Kota Berketahanan Iklim
yang Inklusif

Select your language

Climate Resilient and Inclusive Cities menggulirkan Pelatihan Penyusunan Rencana Aksi Iklim (RAI) yang diikuti 267 perwakilan pemerintah daerah di sembilan kota di tahun 2021. Hal ini menjadi tonggak penting dalam upaya membangun kapasitas pemerintah daerah dalam membangun ketahanan iklim. Kegiatan ini juga menjadi pengingat akan pentingnya konvergensi aksi perubahan iklim dengan upaya pengurangan risiko bencana untuk mencapai pembangunan yang berkelanjutan.

Pelatihan RAI tahap pertama telah dilaksanakan secara virtual dan hybrid di Kota Gorontalo, Cirebon, Mataram, Pangkalpinang, Samarinda, Kupang, Bandar Lampung, Ternate dan Pekanbaru sejak Agustus hingga September 2021. Kegiatan ini diikuti oleh 156 peserta laki-laki dan 111 peserta perempuan yang tergabung dalam Kelompok Kerja (Pokja) di kota percontohan CRIC.

 

RAI menjawab kebutuhan kota

Pelatihan RAI terdiri dari pelatihan mitigasi dan adaptasi perubahan iklim. Pelatihan yang telah dilaksanakan di tahun 2021 adalah penyusunan inventarisasi gas rumah kaca (mitigasi) dan pelatihan basis ilmiah, risiko dan kerentanan perubahan iklim (adaptasi). Serangkaian pelatihan ini didukung oleh CCROM SEAP IPB melalui penyusunan modul pelatihan dan penyediaan tenaga ahli, serta Kementerian Lingkungan Hidup dan Kehutanan RI.

Pelatihan RAI juga didukung oleh pendampingan yang dilakukan oleh petugas lapangan (Field Officer) CRIC di kota. Pendampingan dilakukan mulai dari tahap pengumpulan data, analisis hingga penulisan dokumen Rencana Aksi Iklim. Pelatihan RAI menjawab kebutuhan kota akan kapasitas teknis dalam menyusun dokumen ilmiah perubahan iklim dan mengintegrasikannya dalam dokumen kebijakan.

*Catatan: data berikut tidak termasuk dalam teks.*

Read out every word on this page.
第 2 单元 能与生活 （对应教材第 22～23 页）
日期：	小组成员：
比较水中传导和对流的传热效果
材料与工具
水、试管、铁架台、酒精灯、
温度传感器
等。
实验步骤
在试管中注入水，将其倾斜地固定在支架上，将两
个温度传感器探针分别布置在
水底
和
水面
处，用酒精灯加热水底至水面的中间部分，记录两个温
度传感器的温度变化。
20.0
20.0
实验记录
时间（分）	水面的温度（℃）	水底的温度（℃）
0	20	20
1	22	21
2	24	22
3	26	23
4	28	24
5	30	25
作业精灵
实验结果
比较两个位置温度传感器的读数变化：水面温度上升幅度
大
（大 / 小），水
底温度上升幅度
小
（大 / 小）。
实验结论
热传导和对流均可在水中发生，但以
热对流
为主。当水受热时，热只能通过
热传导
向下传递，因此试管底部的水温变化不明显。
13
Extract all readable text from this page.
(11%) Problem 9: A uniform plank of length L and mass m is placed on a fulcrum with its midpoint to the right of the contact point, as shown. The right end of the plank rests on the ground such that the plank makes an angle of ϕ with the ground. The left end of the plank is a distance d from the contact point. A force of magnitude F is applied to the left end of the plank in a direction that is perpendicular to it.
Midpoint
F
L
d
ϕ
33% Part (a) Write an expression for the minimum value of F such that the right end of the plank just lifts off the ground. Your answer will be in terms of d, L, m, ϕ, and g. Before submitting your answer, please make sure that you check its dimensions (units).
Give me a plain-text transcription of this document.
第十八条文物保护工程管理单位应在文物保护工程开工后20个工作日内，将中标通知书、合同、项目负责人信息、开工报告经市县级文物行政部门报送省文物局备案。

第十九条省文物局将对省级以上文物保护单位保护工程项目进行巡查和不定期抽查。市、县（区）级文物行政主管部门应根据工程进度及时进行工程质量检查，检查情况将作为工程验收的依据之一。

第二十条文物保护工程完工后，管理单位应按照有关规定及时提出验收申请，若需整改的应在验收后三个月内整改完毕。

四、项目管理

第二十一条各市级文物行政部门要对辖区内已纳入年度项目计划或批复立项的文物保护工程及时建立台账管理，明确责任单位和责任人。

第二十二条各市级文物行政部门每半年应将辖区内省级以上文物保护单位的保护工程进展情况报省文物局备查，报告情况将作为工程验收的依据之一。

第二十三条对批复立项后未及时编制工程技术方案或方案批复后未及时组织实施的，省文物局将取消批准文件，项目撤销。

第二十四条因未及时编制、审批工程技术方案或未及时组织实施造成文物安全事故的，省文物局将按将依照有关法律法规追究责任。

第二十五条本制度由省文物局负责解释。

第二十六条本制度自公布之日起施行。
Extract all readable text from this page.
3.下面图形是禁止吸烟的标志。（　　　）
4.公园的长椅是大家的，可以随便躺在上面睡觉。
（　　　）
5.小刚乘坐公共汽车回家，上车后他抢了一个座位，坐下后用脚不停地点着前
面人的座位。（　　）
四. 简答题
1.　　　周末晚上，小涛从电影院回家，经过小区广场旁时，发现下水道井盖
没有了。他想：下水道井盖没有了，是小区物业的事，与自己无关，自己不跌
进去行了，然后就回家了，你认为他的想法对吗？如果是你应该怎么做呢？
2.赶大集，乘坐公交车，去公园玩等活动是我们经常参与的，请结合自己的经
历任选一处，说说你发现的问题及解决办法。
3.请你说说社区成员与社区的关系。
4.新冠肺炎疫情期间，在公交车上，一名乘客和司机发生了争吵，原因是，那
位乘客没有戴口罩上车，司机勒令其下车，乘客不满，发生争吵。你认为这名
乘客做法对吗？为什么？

Kepala Bappeda Kota Gorontalo Meidy Novita Silangen mengatakan dalam pembukaan pelatihan Inventarisasi Gas Rumah Kaca bahwa kegiatan RAI juga sejalan dengan aktivitas pengelolaan lingkungan hidup yang berjalan di Gorontalo. “Sebagai baromoter kegiatan pengelolaan lingkungan hidup di Provinsi, Kota Gorontalo perlu bergerak menyusun Rencana Aksi Iklim. Inventarisasi GRK sangat penting terutama karena kota juga pernah mendapat asistensi dari Kementerian Lingkungan Hidup dan Kehutanan terkait penghitungan emisi GRK. Jadi, ini bisa saling melengkapi,” ujarnya.

Kepala Bappeda Kota Gorontalo menambahkan bahwa sektor persampahan adalah sektor yang berkontribusi menyumbang emisi berdasarkan tinjauan. “Dari total sampah, yang terbanyak masih dibuang ke Tempat Pemrosesan Akhir yakni 67,72%. Sementara lainnya dibakar atau dibuang ke sungai. Melalui kegiatan inventarisasi GRK, kita akan mendalami lagi sumber-sumber emisi kota,” ujarnya.

Sementara itu dalam pelatihan Dasar Ilmiah, Kerentanan dan Risiko Perubahan Iklim di Kota Pangkalpinang, Kabid PPMP Bappeda dan Litbang Kota Pangkalpinang Erika Handoko menyatakan bahwa kegiatan pelatihan akan sangat membantu kota dalam penyusunan program-program pembangunan. “Dokumen Rencana Aksi Iklim yang disusun akan membantu dinas masing-masing juga dalam merancang kegiatan, baik yang terkait mitigasi dan adaptasi. Selain itu, dukungan pengumpulan data-data juga membantu pemerintah daerah dalam mengembangkan program dan strategi penanganan perubahan iklim,” ungkapnya.

 

Pentingnya konvergensi aksi

Keluaran penting dari pelatihan ini adalah dokumen RAI yang menjadi acuan bagi pengembangan berbagai aksi mitigasi dan adaptasi perubahan iklim. Kepala Sub-Direktorat Identifikasi dan Analisis Kerentanan Kementerian Lingkungan Hidup dan Kehutanan Ir. Arif Wibowo, M.Sc. yang hadir dalam sesi pelatihan Dasar Ilmiah, Kerentanan dan Risiko Perubahan Iklim Kota Mataram mengatakan bahwa aksi-aksi yang disusun harus terintegrasi dengan komitmen pembangunan nasional dan global.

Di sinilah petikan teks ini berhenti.